Suele suceder que todo aquello que escapa al control del sistema se convierte en algo abominable. Es lo que pasa, por ejemplo, con la subcultura rave. Acechada por la prensa, perseguida por las fuerzas del orden y condenada por la sociedad de consumo, este movimiento underground, con más de 70 años de existencia, se resiste a desaparecer y, del mismo modo que en el mito del ave Fénix, renace una y otra vez con más fuerza, ante la adversidad de la incomprensión y el estigmatismo.

Herederos de las fiestas salvajes bohemias de los beatniks de los años 50 y de los hippies antimaterialistas y mods londinenses de los 60, estos hombres y mujeres de todas las edades mantienen todavía hoy ese espíritu de libertad absoluta, pura e inmutable. No en vano, cada vez más gente queda seducida por esta especie de hermandad alternativa semiclandestina. Keith Moon, batería de The Who, o Steve Marriott, guitarrista de Small Faces, se definieron a sí mismos como ravers.

Cierto es que desde su nacimiento, con el paso de los años, las raves entraron en una espiral mercantilista, y pasaron a formar parte de la oferta lúdica de muchos clubs y locales de música. Sobre todo a partir de la ola psicodélica del acid-house de los 80 que inundó Chicago de música electrónica. Pronto, el tsunami llegó al Reino Unido (Manchester y Londres) y al resto de Europa (Ámsterdam, Berlín…), donde proliferaron las raves libres inspiradas también por las fiestas de Ibiza, de las que ya se empezaba a saber por el viejo continente. A partir de ahí cualquier local vendía una sesión de DJ como una rave… Hasta hoy, con la existencia de un sinfín de grandes festivales que se organizan al estilo de las raves más puras pero filtrados por el tamiz plutocrático, cobrando precios desorbitados por entrada y patrocinados por marcas globalistas (véase el caso del elitista Burning Man de Black Rock en EEUU).

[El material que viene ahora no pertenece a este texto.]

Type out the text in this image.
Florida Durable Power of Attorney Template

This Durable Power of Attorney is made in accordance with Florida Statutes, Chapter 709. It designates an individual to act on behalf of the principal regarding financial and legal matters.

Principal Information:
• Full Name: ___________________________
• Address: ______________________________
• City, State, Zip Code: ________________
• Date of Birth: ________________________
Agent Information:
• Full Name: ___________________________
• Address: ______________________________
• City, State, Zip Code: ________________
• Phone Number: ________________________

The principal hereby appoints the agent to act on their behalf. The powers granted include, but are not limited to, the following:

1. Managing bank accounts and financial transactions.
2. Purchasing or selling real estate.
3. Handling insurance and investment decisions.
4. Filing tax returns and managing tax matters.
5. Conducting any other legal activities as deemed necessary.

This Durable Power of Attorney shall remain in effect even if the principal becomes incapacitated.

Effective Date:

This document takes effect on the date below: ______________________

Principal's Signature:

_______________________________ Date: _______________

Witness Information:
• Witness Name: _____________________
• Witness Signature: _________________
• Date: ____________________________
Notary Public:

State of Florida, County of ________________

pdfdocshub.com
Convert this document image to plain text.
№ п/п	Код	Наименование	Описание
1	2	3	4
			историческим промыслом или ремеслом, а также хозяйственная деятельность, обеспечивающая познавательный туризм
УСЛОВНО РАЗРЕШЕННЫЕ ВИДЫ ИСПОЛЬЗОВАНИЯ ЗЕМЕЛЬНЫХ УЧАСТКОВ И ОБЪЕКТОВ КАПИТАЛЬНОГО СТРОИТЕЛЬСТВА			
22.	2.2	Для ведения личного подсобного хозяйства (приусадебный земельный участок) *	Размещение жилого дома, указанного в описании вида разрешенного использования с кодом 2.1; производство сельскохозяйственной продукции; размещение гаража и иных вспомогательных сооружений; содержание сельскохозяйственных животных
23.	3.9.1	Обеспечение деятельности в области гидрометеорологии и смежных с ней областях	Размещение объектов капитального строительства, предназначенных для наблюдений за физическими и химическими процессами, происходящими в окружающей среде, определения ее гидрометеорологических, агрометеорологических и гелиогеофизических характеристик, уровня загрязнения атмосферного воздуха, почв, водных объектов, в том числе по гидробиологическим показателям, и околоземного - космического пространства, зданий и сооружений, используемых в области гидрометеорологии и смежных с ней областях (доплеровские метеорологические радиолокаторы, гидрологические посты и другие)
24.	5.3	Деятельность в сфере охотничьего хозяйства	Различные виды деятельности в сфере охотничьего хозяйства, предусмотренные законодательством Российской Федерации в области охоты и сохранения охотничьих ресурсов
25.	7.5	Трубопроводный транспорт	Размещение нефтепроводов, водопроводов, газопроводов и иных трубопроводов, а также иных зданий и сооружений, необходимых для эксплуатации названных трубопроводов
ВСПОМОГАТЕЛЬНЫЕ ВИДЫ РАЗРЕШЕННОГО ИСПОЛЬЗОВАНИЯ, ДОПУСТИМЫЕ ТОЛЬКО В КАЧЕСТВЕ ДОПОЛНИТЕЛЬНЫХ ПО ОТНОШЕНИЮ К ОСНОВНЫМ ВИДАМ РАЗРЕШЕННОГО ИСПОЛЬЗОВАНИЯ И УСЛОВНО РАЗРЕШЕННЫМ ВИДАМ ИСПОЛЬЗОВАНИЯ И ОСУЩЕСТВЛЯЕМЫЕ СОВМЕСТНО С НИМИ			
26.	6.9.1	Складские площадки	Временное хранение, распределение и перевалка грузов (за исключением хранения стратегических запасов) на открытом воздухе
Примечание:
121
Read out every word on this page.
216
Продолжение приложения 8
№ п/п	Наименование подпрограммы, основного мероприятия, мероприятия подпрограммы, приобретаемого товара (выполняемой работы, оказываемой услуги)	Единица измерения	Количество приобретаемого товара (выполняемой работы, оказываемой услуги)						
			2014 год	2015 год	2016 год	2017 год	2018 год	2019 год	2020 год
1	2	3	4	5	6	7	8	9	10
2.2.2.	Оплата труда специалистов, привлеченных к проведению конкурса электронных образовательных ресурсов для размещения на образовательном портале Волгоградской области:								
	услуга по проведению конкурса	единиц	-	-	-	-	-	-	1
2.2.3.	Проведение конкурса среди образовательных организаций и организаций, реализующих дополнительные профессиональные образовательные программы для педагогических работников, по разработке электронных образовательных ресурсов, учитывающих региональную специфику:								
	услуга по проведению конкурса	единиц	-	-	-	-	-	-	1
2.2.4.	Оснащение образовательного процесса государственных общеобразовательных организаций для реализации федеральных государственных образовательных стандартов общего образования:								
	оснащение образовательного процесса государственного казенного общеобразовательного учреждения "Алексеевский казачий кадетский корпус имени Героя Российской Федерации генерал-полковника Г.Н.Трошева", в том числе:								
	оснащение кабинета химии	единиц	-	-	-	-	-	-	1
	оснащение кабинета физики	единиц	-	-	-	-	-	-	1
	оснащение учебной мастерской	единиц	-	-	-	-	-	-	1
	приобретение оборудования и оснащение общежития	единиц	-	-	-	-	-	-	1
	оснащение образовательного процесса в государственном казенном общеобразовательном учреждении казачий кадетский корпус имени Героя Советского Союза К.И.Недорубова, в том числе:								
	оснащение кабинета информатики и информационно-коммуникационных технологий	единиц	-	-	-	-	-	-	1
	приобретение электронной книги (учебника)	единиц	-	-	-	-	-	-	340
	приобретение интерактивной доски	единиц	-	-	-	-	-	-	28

Sin embargo, las raves auténticas, las que se celebran libremente sin necesidad de permisos, aquellas que se organizan en lugares abandonados, desérticos o ruinosos, siguen marcando la pauta real de la subcultura. A diferencia de las raves comerciales, en estos encuentros no se cobra por asistir y están abiertos a todo tipo de personas. Al principio, son solo unos pocos los que pueden participar, pero con la conectividad desmedida en la era de la viralidad digital, pueden convertirse en eventos multitudinarios. Y eso que las raves siempre huyen de la masificación y buscan siempre la privacidad y complicidad del entorno. Un canal de Telegram, un grupo de WhatsApp o una cuenta privada de Instagram o TikTok sirven como difusores de la quedada. Sus organizadores son a menudo nómadas del siglo XXI, que viven y transportan en sus furgonetas destartaladas los equipos de música y la infraestructura necesaria para montar la rave.

Por otra parte, sería mezquino obviar que las raves sirven también para experimentar o disfrutar del uso de drogas -tanto sintéticas como naturales-. Sin embargo, el protagonismo siempre lo tiene música -y el volumen al que suena-, el resto es complementario. Por ello, la selección musical debe ser exquisita y ajustarse a la idea primigenia de la fiesta. Al existir tantos estilos de música electrónica, cada rave es diferente a la anterior. Cada fiesta merece una dedicación exclusiva. Muchos de los grandes nombres del techno tienen sus inicios en las raves clandestinas. Aunque también es habitual que en una rave no haya disc-jockey como tal, debido a las largas jornadas de duración de la fiesta se opta por grabaciones en determinados momentos del evento. Pero sea cual sea el modo en que suena la música, el raver siempre estará frente a los altavoces con su estilo raving, disfrutando y sintiendo lo que es la auténtica libertad.